Now, you could say that HTML is a sort of a “view” on the data, and that RSS is a different view on that data. What Sam is saying is “Let’s create a method for describing the RSS view that the provider exposes”. Looking at how Feedable works:
- Feedable treats the site’s HTML – one of the view, as actual data.
- It looks at the “data” with one simple variable in place – a regular expression that describes how to extract a different “view” from that ‘data’.
- It then creates that new view using that description, and what we get at the end is:
- HTML is a “data” with two unique “views” on it: the HTML itself, and the RSS feed that was generated from it..
Notice that in no time, is there a need for the site to generate yet another “view” of it’s underlying data. No RSS feed is created. In fact, the task of creating an RSS feed is left solely to the client- Feedable site.
So, what would happen if we decided the following?
· Instead of generating an RSS feed, each site would actually generate a small, static description file
o The file will hold the necessary regular expression that is required to parse it’s “contents page”
§ The file (regular expression) will expose a know set of “fields” and how to “scrape” them from that page. Possible fields: “Date, data, title..” and so on. Mainly based on what an RSS feed will show now. Consider that comments can also be described – but I think it might get a little complicated at this stage, and I’ll admit I hadn’t thought much past the first stage.
§ The file will also expose the address of the page which is needed for scraping
§ The file will be the only source that a reader will need in order to start getting that information
o The contents page will be the page on the site that holds the relevant material that the site wants to expose both as HTML and as any other protocol
o Each aggregator will be responsible for generating the RSS feed given the site’s data description file
o In fact – if we know how to get the raw data – RSS is only one option. We can easily transform this raw data into anything else.
- A site will only have to create a small description file(low expenses and investment), and rely on clients to be able to parse its data correctly according to the rules specified in that file.
- Protocol independent; We don’t need to know RSS, XML or what not to get the information we need. We get it raw using regular expressions on simple downloaded text. The KISS principle at work.
- That description file can grow to include whatever information we need – such as multiple data sources and so on.
- Describing comments, or anything that is “not right there” might be difficult.
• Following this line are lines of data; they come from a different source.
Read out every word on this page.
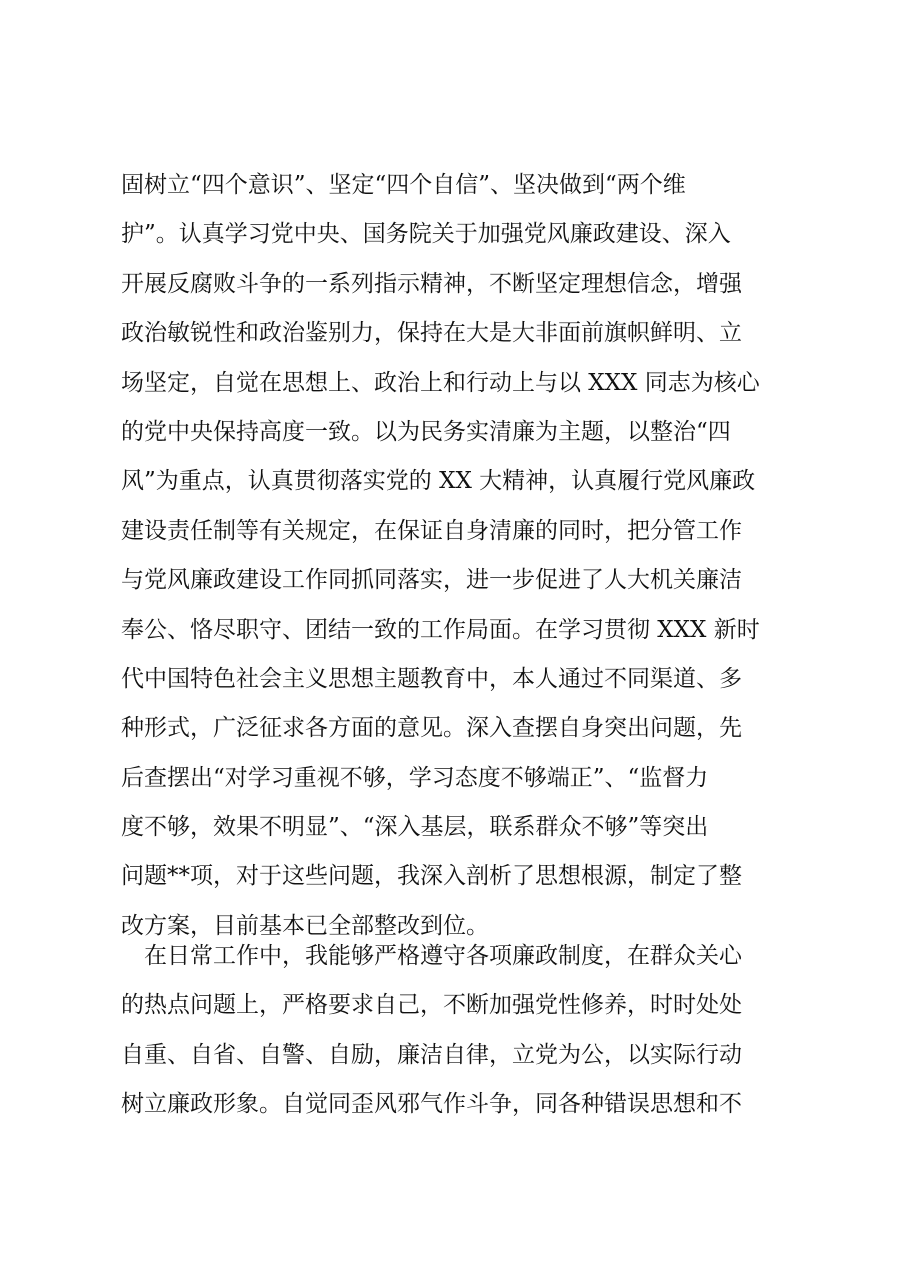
固树立“四个意识”、坚定“四个自信”、坚决做到“两个维
护”。认真学习党中央、国务院关于加强党风廉政建设、深入
开展反腐败斗争的一系列指示精神，不断坚定理想信念，增强
政治敏锐性和政治鉴别力，保持在大是大非面前旗帜鲜明、立
场坚定，自觉在思想上、政治上和行动上与以 XXX 同志为核心
的党中央保持高度一致。以为民务实清廉为主题，以整治“四
风”为重点，认真贯彻落实党的 XX 大精神，认真履行党风廉政
建设责任制等有关规定，在保证自身清廉的同时，把分管工作
与党风廉政建设工作同抓同落实，进一步促进了人大机关廉洁
奉公、恪尽职守、团结一致的工作局面。在学习贯彻 XXX 新时
代中国特色社会主义思想主题教育中，本人通过不同渠道、多
种形式，广泛征求各方面的意见。深入查摆自身突出问题，先
后查摆出“对学习重视不够，学习态度不够端正”、“监督力
度不够，效果不明显”、“深入基层，联系群众不够”等突出
问题**项，对于这些问题，我深入剖析了思想根源，制定了整
改方案，目前基本已全部整改到位。
　在日常工作中，我能够严格遵守各项廉政制度，在群众关心
的热点问题上，严格要求自己，不断加强党性修养，时时处处
自重、自省、自警、自励，廉洁自律，立党为公，以实际行动
树立廉政形象。自觉同歪风邪气作斗争，同各种错误思想和不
But there may be some elegant solution to this that I just can’t think of at 4.06AM.
- You are limited to what’s in your HTML.
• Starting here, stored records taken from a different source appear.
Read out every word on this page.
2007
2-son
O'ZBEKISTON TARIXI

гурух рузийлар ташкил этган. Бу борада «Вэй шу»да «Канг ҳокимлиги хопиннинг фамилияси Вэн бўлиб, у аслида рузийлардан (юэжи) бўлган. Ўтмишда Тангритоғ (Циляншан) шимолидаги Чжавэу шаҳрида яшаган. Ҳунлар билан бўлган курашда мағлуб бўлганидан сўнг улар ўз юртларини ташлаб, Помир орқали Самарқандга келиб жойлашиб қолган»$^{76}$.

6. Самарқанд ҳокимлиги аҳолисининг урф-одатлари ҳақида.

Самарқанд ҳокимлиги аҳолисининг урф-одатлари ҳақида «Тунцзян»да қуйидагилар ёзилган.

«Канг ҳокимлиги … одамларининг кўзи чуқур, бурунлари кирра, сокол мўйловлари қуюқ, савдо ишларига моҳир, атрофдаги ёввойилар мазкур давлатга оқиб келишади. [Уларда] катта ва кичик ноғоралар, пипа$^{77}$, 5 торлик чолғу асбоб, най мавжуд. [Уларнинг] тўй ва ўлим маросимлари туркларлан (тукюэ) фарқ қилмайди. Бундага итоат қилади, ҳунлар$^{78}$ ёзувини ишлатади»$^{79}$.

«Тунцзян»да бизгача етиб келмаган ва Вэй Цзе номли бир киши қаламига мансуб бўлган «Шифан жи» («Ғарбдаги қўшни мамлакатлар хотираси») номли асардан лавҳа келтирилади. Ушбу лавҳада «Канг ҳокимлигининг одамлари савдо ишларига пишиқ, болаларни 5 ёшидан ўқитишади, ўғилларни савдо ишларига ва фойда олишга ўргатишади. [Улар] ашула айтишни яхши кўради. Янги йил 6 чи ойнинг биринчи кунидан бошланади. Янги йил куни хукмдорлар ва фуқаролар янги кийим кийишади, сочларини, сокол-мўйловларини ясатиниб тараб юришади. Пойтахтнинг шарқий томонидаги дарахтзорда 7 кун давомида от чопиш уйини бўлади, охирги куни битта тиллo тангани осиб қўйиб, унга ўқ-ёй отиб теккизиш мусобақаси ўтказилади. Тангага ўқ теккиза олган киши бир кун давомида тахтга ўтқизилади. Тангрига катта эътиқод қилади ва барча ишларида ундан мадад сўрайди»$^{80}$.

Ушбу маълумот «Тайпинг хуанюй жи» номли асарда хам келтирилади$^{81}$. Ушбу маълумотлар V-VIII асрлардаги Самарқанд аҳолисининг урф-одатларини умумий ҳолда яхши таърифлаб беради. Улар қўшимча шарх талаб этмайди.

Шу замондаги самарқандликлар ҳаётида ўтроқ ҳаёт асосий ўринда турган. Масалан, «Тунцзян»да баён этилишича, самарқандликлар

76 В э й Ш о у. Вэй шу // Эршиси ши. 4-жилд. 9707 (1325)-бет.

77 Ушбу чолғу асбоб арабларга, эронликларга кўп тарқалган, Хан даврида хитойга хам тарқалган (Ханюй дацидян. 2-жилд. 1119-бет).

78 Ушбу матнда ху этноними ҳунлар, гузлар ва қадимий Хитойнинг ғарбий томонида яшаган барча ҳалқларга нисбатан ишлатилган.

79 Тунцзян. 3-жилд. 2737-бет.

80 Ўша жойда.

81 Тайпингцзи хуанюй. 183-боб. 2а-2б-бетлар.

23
- If your HTML “patterns” change – so must the regular expression. Considering various CSS styles and dynamic html, this might be a problem, but like everything else with standards, it relies on things being done “a certain way” to work.
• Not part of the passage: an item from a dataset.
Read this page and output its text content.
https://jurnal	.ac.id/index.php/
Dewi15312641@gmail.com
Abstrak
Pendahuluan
- You are coupled to one view of your data. This is a bit of a rehash of the previous point, but I think it shows just how “breakage” of object oriented rules this is. RSS can be made as just another “view” on data, and a “view” should not depend on other views. That is exactly the case here.
I’m not sure just how viable this whole idea is, but it certainly works for Feedable. As such, I’d like to throw it “out there”, so that it can at least stimulate some sort of discussion. Consider it a “brain stormer” idea; Not necessarily viable, but it gets your mind going in different directions.